In the upstream business globally oil accounts for around 60% of volumes, while natural gas accounts for 40%. The refining business has represented about a quarter of profits for both companies this year.  

As volatile as oil prices have been in 2022, U.S. natural gas prices have been even more so, rising from $3.73/mmbtu at the start of the year to as much as $9 on the back of low inventories and growing exports to energy-hungry Europe.  

Refining margins—the profit that refiners make for buying oil, refining it into usable end-products like gasoline and diesel, and then selling those—have also swung wildly.
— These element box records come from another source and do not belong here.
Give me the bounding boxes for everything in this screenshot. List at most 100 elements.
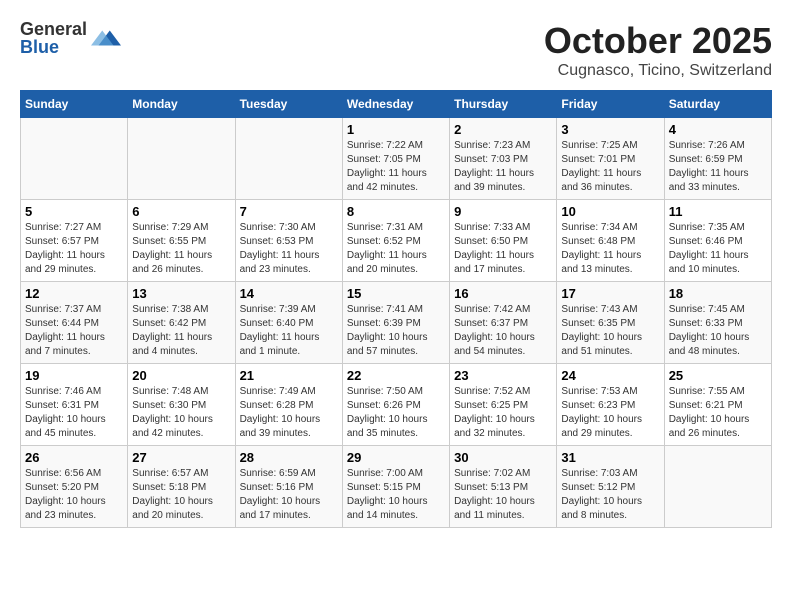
day-info: Sunrise: 6:57 AM Sunset: 5:18 PM Dayligh… (132, 467, 230, 523)
day-number: 15 (347, 286, 445, 301)
day-number: 2 (454, 122, 552, 137)
calendar-cell: 5 Sunrise: 7:27 AM Sunset: 6:57 PM Daylig… (21, 200, 128, 282)
calendar-cell: 1 Sunrise: 7:22 AM Sunset: 7:05 PM Daylig… (342, 118, 449, 200)
logo-blue-text: Blue (20, 38, 87, 56)
calendar-week-row: 1 Sunrise: 7:22 AM Sunset: 7:05 PM Daylig… (21, 118, 772, 200)
day-number: 29 (347, 450, 445, 465)
calendar-cell: 29 Sunrise: 7:00 AM Sunset: 5:15 PM Dayli… (342, 446, 449, 528)
day-number: 31 (561, 450, 659, 465)
day-number: 25 (669, 368, 767, 383)
day-info: Sunrise: 7:49 AM Sunset: 6:28 PM Dayligh… (240, 385, 338, 441)
calendar-week-row: 26Sunrise: 6:56 AM Sunset: 5:20 PM Dayli… (21, 446, 772, 528)
calendar-cell: 15Sunrise: 7:41 AM Sunset: 6:39 PM Dayli… (342, 282, 449, 364)
day-header-monday: Monday (128, 91, 235, 118)
day-number: 12 (25, 286, 123, 301)
day-number: 14 (240, 286, 338, 301)
day-info: Sunrise: 7:02 AM Sunset: 5:13 PM Dayligh… (454, 467, 552, 523)
day-number: 16 (454, 286, 552, 301)
calendar-cell: 16 Sunrise: 7:42 AM Sunset: 6:37 PM Dayli… (450, 282, 557, 364)
calendar-subtitle: Cugnasco, Ticino, Switzerland (544, 62, 772, 80)
calendar-cell: 17Sunrise: 7:43 AM Sunset: 6:35 PM Dayli… (557, 282, 664, 364)
day-info: Sunrise: 7:26 AM Sunset: 6:59 PM Dayligh… (669, 139, 767, 195)
calendar-cell (664, 446, 771, 528)
day-number: 18 (669, 286, 767, 301)
day-header-thursday: Thursday (450, 91, 557, 118)
day-info: Sunrise: 7:33 AM Sunset: 6:50 PM Dayligh… (454, 221, 552, 277)
calendar-cell: 31Sunrise: 7:03 AM Sunset: 5:12 PM Dayli… (557, 446, 664, 528)
calendar-cell: 18 Sunrise: 7:45 AM Sunset: 6:33 PM Dayli… (664, 282, 771, 364)
day-info: Sunrise: 7:38 AM Sunset: 6:42 PM Dayligh… (132, 303, 230, 359)
calendar-cell: 10Sunrise: 7:34 AM Sunset: 6:48 PM Dayli… (557, 200, 664, 282)
calendar-cell: 23Sunrise: 7:52 AM Sunset: 6:25 PM Dayli… (450, 364, 557, 446)
day-number: 22 (347, 368, 445, 383)
day-number: 5 (25, 204, 123, 219)
day-info: Sunrise: 7:27 AM Sunset: 6:57 PM Dayligh… (25, 221, 123, 277)
day-info: Sunrise: 7:45 AM Sunset: 6:33 PM Dayligh… (669, 303, 767, 359)
day-info: Sunrise: 6:59 AM Sunset: 5:16 PM Dayligh… (240, 467, 338, 523)
day-info: Sunrise: 7:31 AM Sunset: 6:52 PM Dayligh… (347, 221, 445, 277)
day-number: 26 (25, 450, 123, 465)
calendar-cell: 12 Sunrise: 7:37 AM Sunset: 6:44 PM Dayli… (21, 282, 128, 364)
day-info: Sunrise: 7:30 AM Sunset: 6:53 PM Dayligh… (240, 221, 338, 277)
day-info: Sunrise: 7:53 AM Sunset: 6:23 PM Dayligh… (561, 385, 659, 441)
calendar-cell: 25 Sunrise: 7:55 AM Sunset: 6:21 PM Dayli… (664, 364, 771, 446)
day-number: 20 (132, 368, 230, 383)
calendar-cell: 22 Sunrise: 7:50 AM Sunset: 6:26 PM Dayli… (342, 364, 449, 446)
day-info: Sunrise: 7:50 AM Sunset: 6:26 PM Dayligh… (347, 385, 445, 441)
day-header-tuesday: Tuesday (235, 91, 342, 118)
calendar-cell: 2 Sunrise: 7:23 AM Sunset: 7:03 PM Daylig… (450, 118, 557, 200)
calendar-week-row: 12 Sunrise: 7:37 AM Sunset: 6:44 PM Dayli… (21, 282, 772, 364)
calendar-cell (21, 118, 128, 200)
day-number: 19 (25, 368, 123, 383)
day-number: 13 (132, 286, 230, 301)
calendar-table: SundayMondayTuesdayWednesdayThursdayFrid… (20, 90, 772, 528)
calendar-week-row: 5 Sunrise: 7:27 AM Sunset: 6:57 PM Daylig… (21, 200, 772, 282)
day-info: Sunrise: 7:00 AM Sunset: 5:15 PM Dayligh… (347, 467, 445, 523)
calendar-cell: 27 Sunrise: 6:57 AM Sunset: 5:18 PM Dayli… (128, 446, 235, 528)
calendar-cell: 14 Sunrise: 7:39 AM Sunset: 6:40 PM Dayli… (235, 282, 342, 364)
calendar-cell: 28Sunrise: 6:59 AM Sunset: 5:16 PM Dayli… (235, 446, 342, 528)
day-info: Sunrise: 7:48 AM Sunset: 6:30 PM Dayligh… (132, 385, 230, 441)
calendar-cell: 21Sunrise: 7:49 AM Sunset: 6:28 PM Dayli… (235, 364, 342, 446)
day-header-saturday: Saturday (664, 91, 771, 118)
day-info: Sunrise: 7:37 AM Sunset: 6:44 PM Dayligh… (25, 303, 123, 359)
day-info: Sunrise: 7:42 AM Sunset: 6:37 PM Dayligh… (454, 303, 552, 359)
title-block: October 2025 Cugnasco, Ticino, Switzerla… (544, 20, 772, 80)
day-info: Sunrise: 7:35 AM Sunset: 6:46 PM Dayligh… (669, 221, 767, 277)
day-info: Sunrise: 7:46 AM Sunset: 6:31 PM Dayligh… (25, 385, 123, 441)
day-number: 11 (669, 204, 767, 219)
day-info: Sunrise: 7:29 AM Sunset: 6:55 PM Dayligh… (132, 221, 230, 277)
calendar-cell: 13 Sunrise: 7:38 AM Sunset: 6:42 PM Dayli… (128, 282, 235, 364)
calendar-cell: 6 Sunrise: 7:29 AM Sunset: 6:55 PM Daylig… (128, 200, 235, 282)
page-header: General Blue October 2025 Cugnasco, Tici… (20, 20, 772, 80)
calendar-cell: 8Sunrise: 7:31 AM Sunset: 6:52 PM Daylig… (342, 200, 449, 282)
calendar-cell: 19 Sunrise: 7:46 AM Sunset: 6:31 PM Dayli… (21, 364, 128, 446)
day-number: 24 (561, 368, 659, 383)
calendar-cell: 9Sunrise: 7:33 AM Sunset: 6:50 PM Daylig… (450, 200, 557, 282)
day-info: Sunrise: 7:23 AM Sunset: 7:03 PM Dayligh… (454, 139, 552, 195)
day-number: 10 (561, 204, 659, 219)
day-number: 23 (454, 368, 552, 383)
calendar-cell: 30 Sunrise: 7:02 AM Sunset: 5:13 PM Dayli… (450, 446, 557, 528)
day-number: 6 (132, 204, 230, 219)
day-info: Sunrise: 7:55 AM Sunset: 6:21 PM Dayligh… (669, 385, 767, 441)
calendar-cell: 7Sunrise: 7:30 AM Sunset: 6:53 PM Daylig… (235, 200, 342, 282)
day-number: 17 (561, 286, 659, 301)
day-header-sunday: Sunday (21, 91, 128, 118)
day-number: 1 (347, 122, 445, 137)
calendar-cell: 26Sunrise: 6:56 AM Sunset: 5:20 PM Dayli… (21, 446, 128, 528)
day-number: 30 (454, 450, 552, 465)
day-info: Sunrise: 7:39 AM Sunset: 6:40 PM Dayligh… (240, 303, 338, 359)
day-header-wednesday: Wednesday (342, 91, 449, 118)
calendar-cell: 3Sunrise: 7:25 AM Sunset: 7:01 PM Daylig… (557, 118, 664, 200)
day-number: 27 (132, 450, 230, 465)
calendar-title: October 2025 (544, 20, 772, 62)
day-info: Sunrise: 7:22 AM Sunset: 7:05 PM Dayligh… (347, 139, 445, 195)
calendar-cell: 4Sunrise: 7:26 AM Sunset: 6:59 PM Daylig… (664, 118, 771, 200)
calendar-week-row: 19 Sunrise: 7:46 AM Sunset: 6:31 PM Dayli… (21, 364, 772, 446)
logo-icon (91, 23, 121, 53)
calendar-cell: 24 Sunrise: 7:53 AM Sunset: 6:23 PM Dayli… (557, 364, 664, 446)
logo: General Blue (20, 20, 121, 56)
calendar-header-row: SundayMondayTuesdayWednesdayThursdayFrid… (21, 91, 772, 118)
calendar-cell: 11 Sunrise: 7:35 AM Sunset: 6:46 PM Dayli… (664, 200, 771, 282)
They tripled from the start of the year to their June highs—the loftiest levels ever—before retreating to today’s lower, but still historically elevated, levels.  
 
Refining Margins (3-2-1 Crack Spread) 

 

While integrated oil companies like Exxon and Chevron focus on all aspects of the energy business, the more numerous smaller energy companies tend to focus on one area, like upstream oil production or refining.  

You can find those in the broad XLE, as well as narrower energy ETFs, like the aforementioned IEO, CRAK and FCG. 

Moving in Tandem 

Though oil, natural gas and refining margins can move up and down on their own, this year they’ve tended to move in tandem.  

Rising demand due to a normalization of the global economy after the pandemic, as well as tight supplies due to a lack of investment in previous years on top of disruptions caused by the Russia-Ukraine war, have all driven energy prices up across the board. 

There’s been a lot of effort made to tame energy prices, by releasing oil from strategic government reserves, making appeals to leading oil producers like Saudi Arabia, and ramping up production in places where it’s relatively easy to start and stop drilling quickly—like the U.S.  

While these initiatives seemed to have worked to some extent, they may act more like a band-aid than a sustainable solution to tight energy supplies. Demand for oil and natural gas has never been higher, and is expected to keep creeping up in the near term amid increasing consumption in emerging markets.  

Satisfying that demand will be a challenge for an industry that is well-aware that the world is shifting from fossil fuels in the coming decades. Somehow, the market and policymakers must encourage oil and gas companies to continue to invest in their businesses in the face of an inevitable drop-off in demand in later years.  

If not policymakers, then the market will provide the incentive through high prices, as we’ve seen in the first half of 2022.  

“Global oil inventories remain critically low,” with “readily available spare capacity running low in both the upstream and downstream, the International Energy Agency noted in its latest oil market report. “Without strong policy intervention … risks remain high that the world economy falls off-track for recovery.”